Your pastor is not perfect. But guess what? Neither are you. But there are occasions when you pastor needs to hear the truth. Perhaps they said something inappropriate or missed an opportunity for ministry. Instead of grumbling or gossiping, speak the truth to them…but spoken in love (Ephesians 4:15). There are ways to help someone with a mistake that leaves no doubt that you love them. Practice this. Many Christians have been church-goers for most of their lives and have never developed this skill.

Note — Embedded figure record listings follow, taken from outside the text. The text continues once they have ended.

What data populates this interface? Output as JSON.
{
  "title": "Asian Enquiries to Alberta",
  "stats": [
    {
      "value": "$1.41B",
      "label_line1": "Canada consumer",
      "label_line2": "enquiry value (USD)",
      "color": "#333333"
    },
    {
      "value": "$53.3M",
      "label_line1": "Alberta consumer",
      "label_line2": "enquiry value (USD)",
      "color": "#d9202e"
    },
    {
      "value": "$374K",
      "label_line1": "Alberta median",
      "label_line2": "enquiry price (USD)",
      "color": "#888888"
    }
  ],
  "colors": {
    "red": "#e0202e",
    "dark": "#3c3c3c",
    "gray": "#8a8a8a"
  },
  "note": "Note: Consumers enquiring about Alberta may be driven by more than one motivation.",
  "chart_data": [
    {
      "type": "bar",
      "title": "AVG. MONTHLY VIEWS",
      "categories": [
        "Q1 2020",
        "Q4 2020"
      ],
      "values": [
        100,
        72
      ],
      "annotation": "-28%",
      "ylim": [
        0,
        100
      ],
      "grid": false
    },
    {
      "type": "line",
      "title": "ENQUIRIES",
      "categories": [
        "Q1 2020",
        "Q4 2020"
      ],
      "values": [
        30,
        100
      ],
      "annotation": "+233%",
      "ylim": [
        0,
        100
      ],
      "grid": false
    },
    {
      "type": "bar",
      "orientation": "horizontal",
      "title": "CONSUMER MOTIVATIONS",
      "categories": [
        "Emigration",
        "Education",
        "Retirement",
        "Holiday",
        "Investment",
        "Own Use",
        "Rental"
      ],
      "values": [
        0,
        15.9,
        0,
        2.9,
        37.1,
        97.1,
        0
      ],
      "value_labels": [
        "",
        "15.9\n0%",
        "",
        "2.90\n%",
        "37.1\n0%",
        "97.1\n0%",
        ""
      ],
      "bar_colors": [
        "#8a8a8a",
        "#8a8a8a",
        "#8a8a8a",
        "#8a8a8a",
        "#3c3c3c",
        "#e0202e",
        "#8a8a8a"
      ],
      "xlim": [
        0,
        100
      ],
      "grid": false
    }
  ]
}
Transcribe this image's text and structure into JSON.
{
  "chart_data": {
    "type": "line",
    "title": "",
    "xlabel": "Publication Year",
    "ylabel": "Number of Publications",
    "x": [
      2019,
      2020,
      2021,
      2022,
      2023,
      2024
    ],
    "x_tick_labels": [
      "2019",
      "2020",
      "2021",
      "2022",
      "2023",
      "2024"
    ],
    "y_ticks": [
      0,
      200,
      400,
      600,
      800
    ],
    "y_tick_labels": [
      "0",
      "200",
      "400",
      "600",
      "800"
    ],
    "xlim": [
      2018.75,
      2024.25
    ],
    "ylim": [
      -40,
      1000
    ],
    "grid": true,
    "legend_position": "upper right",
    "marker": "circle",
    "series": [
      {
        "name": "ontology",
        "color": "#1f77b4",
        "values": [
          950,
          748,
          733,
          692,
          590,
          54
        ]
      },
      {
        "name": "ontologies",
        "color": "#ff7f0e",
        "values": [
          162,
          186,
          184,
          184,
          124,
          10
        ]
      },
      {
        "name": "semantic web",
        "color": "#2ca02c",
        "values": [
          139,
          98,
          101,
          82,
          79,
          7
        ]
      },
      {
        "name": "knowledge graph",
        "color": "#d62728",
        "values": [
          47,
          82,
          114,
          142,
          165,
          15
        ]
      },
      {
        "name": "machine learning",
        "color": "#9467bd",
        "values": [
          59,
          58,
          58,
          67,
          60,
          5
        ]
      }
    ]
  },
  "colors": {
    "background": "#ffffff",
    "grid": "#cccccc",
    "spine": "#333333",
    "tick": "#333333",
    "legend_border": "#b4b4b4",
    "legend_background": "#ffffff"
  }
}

Your pastor needs to be treated as a Christian who has been given the same Spirit as every other church member. I have written several columns about the heresy of the “designated Christian” and a class-based redemption. While the churches of Christendom could function adequately by relying solely on the spiritual potency of the clergy, those days, thank goodness, are over. Every believer has been given the same Spirit of Christ and all gifts of the Holy Spirit are of equal value. It is time for mature Christians to stop abdicating their spiritual potency and accepting the lie of a second-class spirituality.

Finally, your pastor needs a church, too. Most pastors I know find groups outside their congregations for prayer, support and understanding. When I suggest that it would be great to find these things in our own churches, my fellow pastors usually laugh loudly. There is heartbreak and frustration when pastors are erroneously expected to be “super-Christians” without the supportive church environment that God has ordained. A church should be a safe, gracious and empathetic place for everyone, including your ministers.

Yes, when I was five years-old I dumped over our family aquarium. And though I only remember pieces of this catastrophe, one image is embedded in my mind: those beautiful little fish flopping desperately on the floor. They were out of their environment and were struggling to survive. Does that describe your pastor? I hope you are able to demonstrate God’s loving-kindness to everyone…even your pastor.